Event № 395
Let $K$ be a commutative ring. Consider the groups $GL_n(K)$. Bernstein and Zelevinsky have studied the representations of the general linear groups in case the ring $K$ is a finite field. Instead of studying the representations of $GL_n(K)$ for each $n$ separately, they have studied all the representations of all the groups $GL_n(K)$ simultaneously. They considered on $R:=\oplus_n R(GL_n(K))$ structures called parabolic (or Harish-Chandra) induction and restriction, and showed that they enrich $R$ with a structure of a so called positive self adjoint Hopf algebra (or PSH algebra). They use this structure to reduce the study of representations of the groups $GL_n(K)$ to the following two tasks:
1. Study a special family of representations of $GL_n(K)$, called "cuspidal representations''. These are representations which do not arise as direct summands of parabolic induction of smaller representations.
2. Study representations of the symmetric groups. These representation also has a nice combinatorial description, using partitions.

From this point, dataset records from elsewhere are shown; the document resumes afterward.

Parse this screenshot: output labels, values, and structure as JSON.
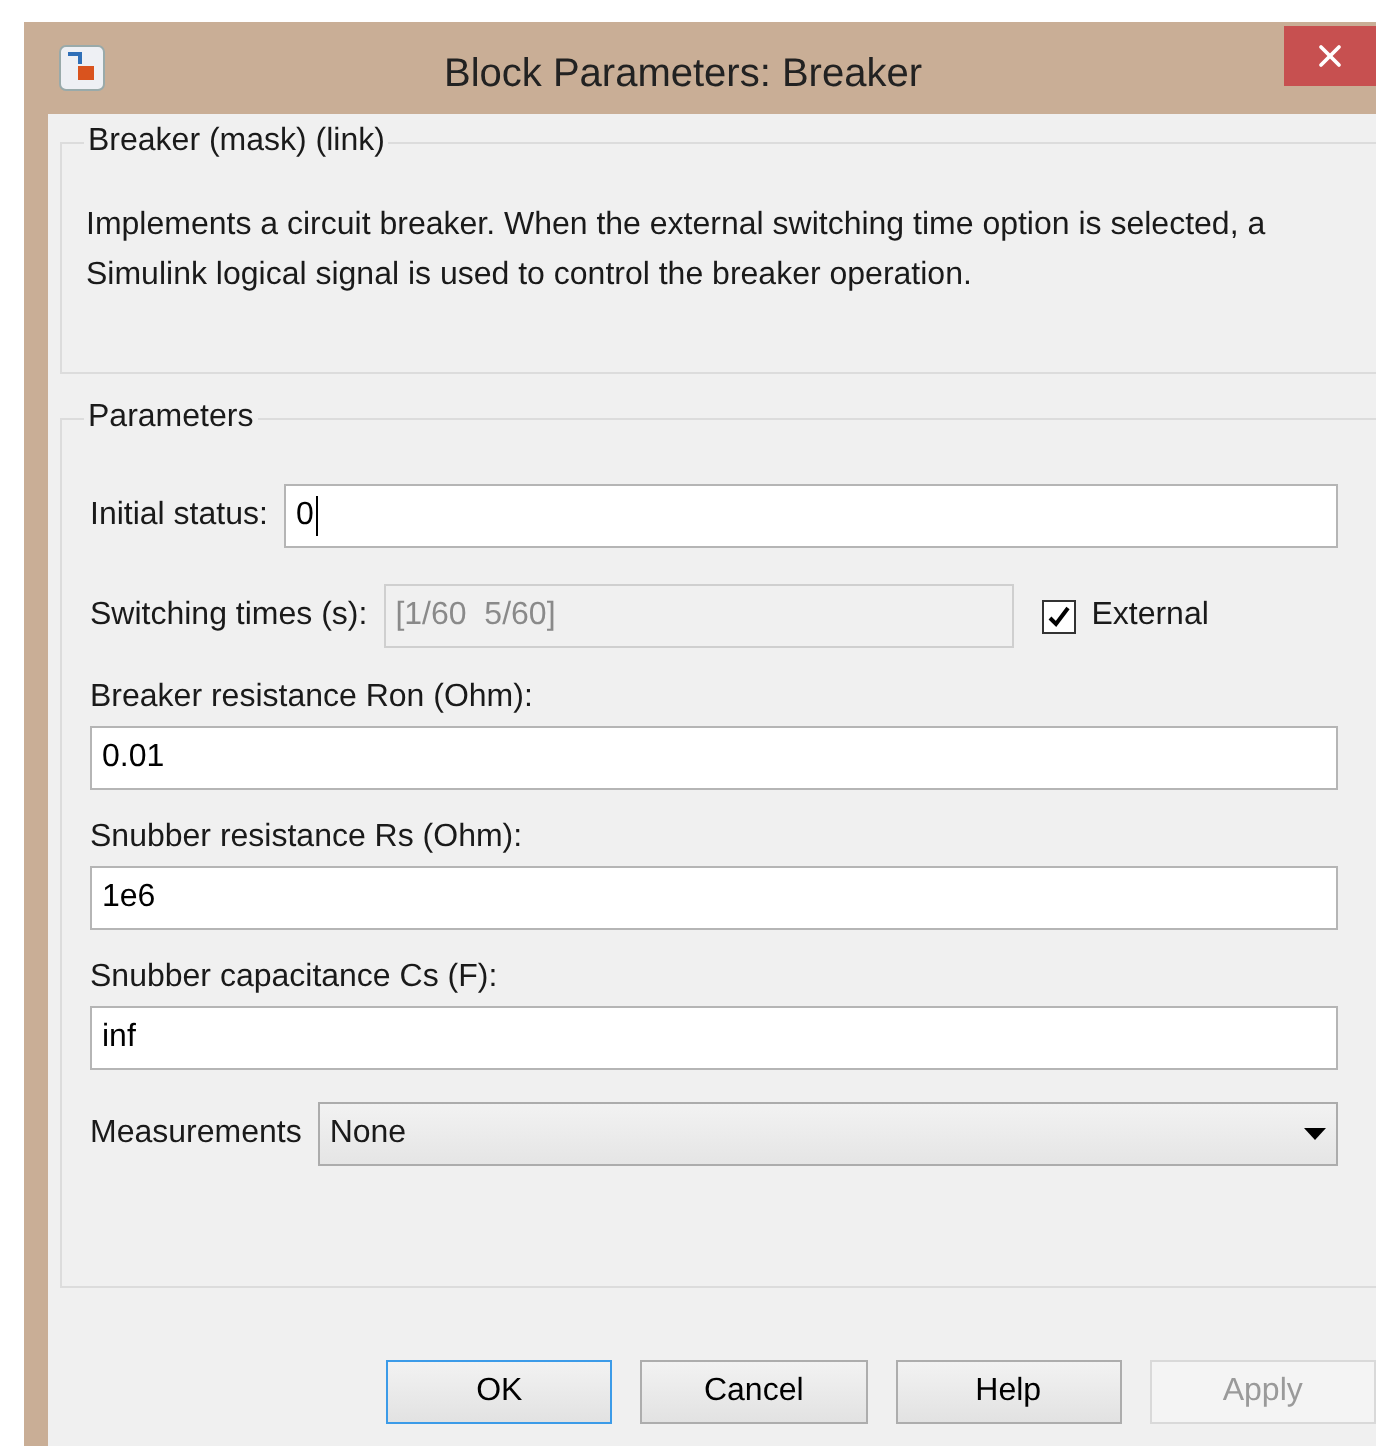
{
  "window": {
    "title": "Block Parameters: Breaker"
  },
  "description": {
    "title": "Breaker (mask) (link)",
    "text": "Implements a circuit breaker. When the external switching time option is selected, a Simulink logical signal is used to control the breaker operation."
  },
  "parameters": {
    "title": "Parameters",
    "fields": [
      {
        "kind": "inline",
        "label": "Initial status:",
        "value": "0",
        "focused": true
      },
      {
        "kind": "toggled",
        "label": "Switching times (s):",
        "value": "[1/60  5/60]",
        "disabled": true,
        "checkbox": {
          "label": "External",
          "checked": true
        }
      },
      {
        "kind": "stacked",
        "label": "Breaker resistance Ron (Ohm):",
        "value": "0.01"
      },
      {
        "kind": "stacked",
        "label": "Snubber resistance Rs (Ohm):",
        "value": "1e6"
      },
      {
        "kind": "stacked",
        "label": "Snubber capacitance Cs (F):",
        "value": "inf"
      },
      {
        "kind": "select",
        "label": "Measurements",
        "value": "None"
      }
    ]
  },
  "buttons": [
    {
      "label": "OK",
      "focused": true,
      "disabled": false
    },
    {
      "label": "Cancel",
      "focused": false,
      "disabled": false
    },
    {
      "label": "Help",
      "focused": false,
      "disabled": false
    },
    {
      "label": "Apply",
      "focused": false,
      "disabled": true
    }
  ]
}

In this talk I will discuss the study of representations of $GL_n(K)$ where $K$ is a finite quotient of a discrete valuation ring (such as $\Z/p^r$ or $k[x]/x^r$, where $k$ is a finite field). One reason to study such representation is that all continuous complex representations of the groups $GL_n(\Z_p)$ and $GL_n(k[[x]])$ (where $\Z_p$ denotes the $p$-adic integers) arise from these finite quotients. I will explain why the natural generalization of the Harish-Chandra functors do not furnish a PSH algebra in this case,and how is this related to the Bruhat decomposition and Gauss elimination.
In order to overcome this issue we have constructed a generalization of the Harish-Chandra functors. I will explain this generalization, describe some of the new functors properties, and explain how can they be applied to studying complex representations.
The talk will be based on a joint work with Tyrone Crisp and Uri Onn.